Activation Steering for Masked Diffusion Language Models
Adi Shnaidman, Erin Feiglin, Osher Yaari, Efrat Mentel, Amit Levi, Raz Lapid
TL;DR
The paper tackles the challenge of controlling masked diffusion language models at inference time without retraining. It introduces activation steering, a lightweight framework that derives low-dimensional steering directions from a single forward pass on contrastive prompts and injects them throughout the reverse-diffusion process to steer generation. The approach is evaluated on LLaDA-8B-Instruct, showing large, reliable shifts in harmful vs. harmless behavior, with residual-stream activations—especially post-MLP residuals—being the primary conduit for control. The work demonstrates practical, interpretable, and scalable controllability for MDLMs and outlines future work to broaden applicability and robustness across architectures and configurations.
Abstract
Masked diffusion language models (MDLMs) generate text through an iterative denoising process. They have recently gained attention due to mask-parallel decoding and competitive performance with autoregressive large language models. However, effective mechanisms for inference-time control and steering in MDLMs remain largely unexplored.
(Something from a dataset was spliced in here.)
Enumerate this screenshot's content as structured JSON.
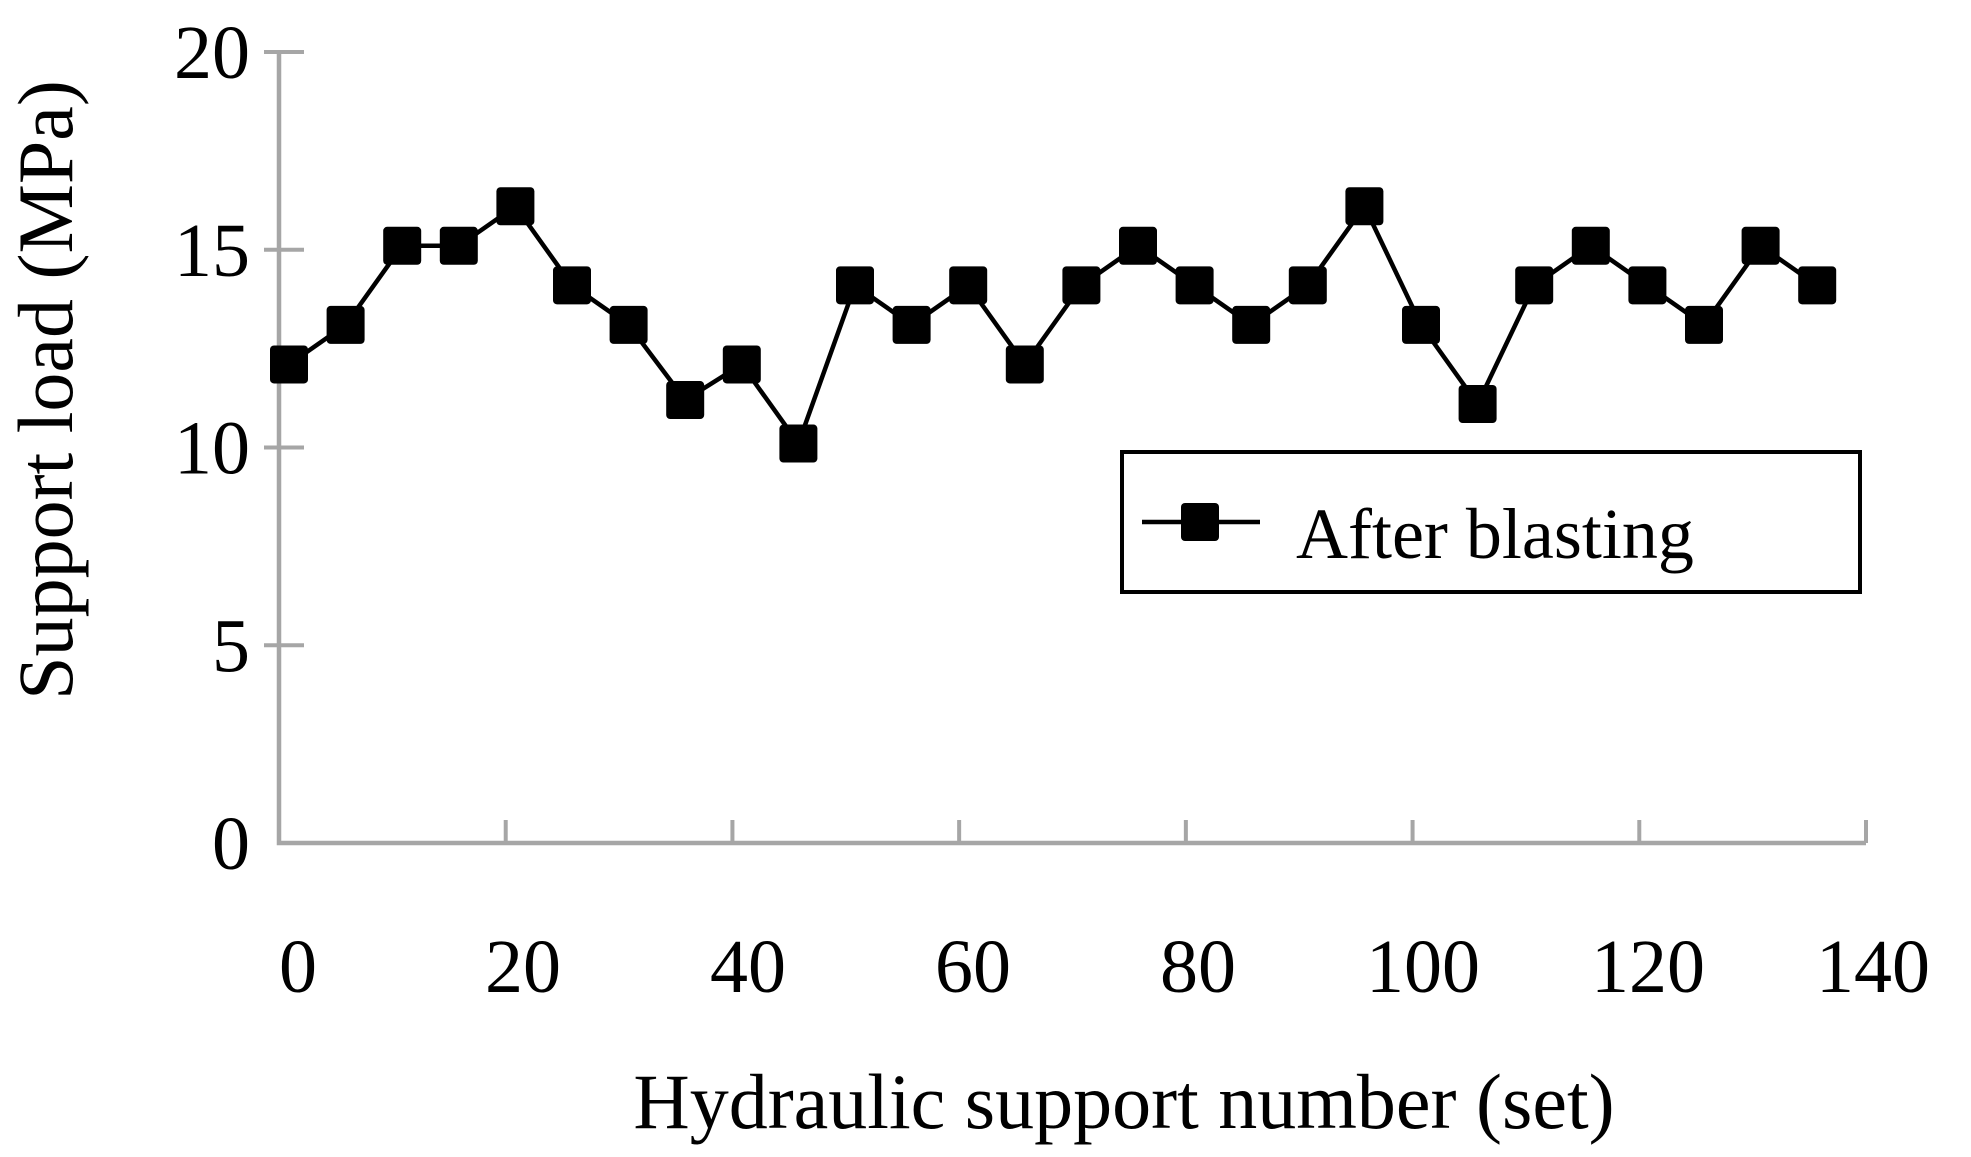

We present an activation-steering framework for MDLMs that computes layer-wise steering vectors from a single forward pass using contrastive examples, without simulating the denoising trajectory. These directions are applied at every reverse-diffusion step, yielding an efficient inference-time control mechanism. Experiments on LLaDA-8B-Instruct demonstrate reliable modulation of high-level attributes, with ablations examining the effects of steering across transformer sub-modules and token scope (prompt vs.\ response).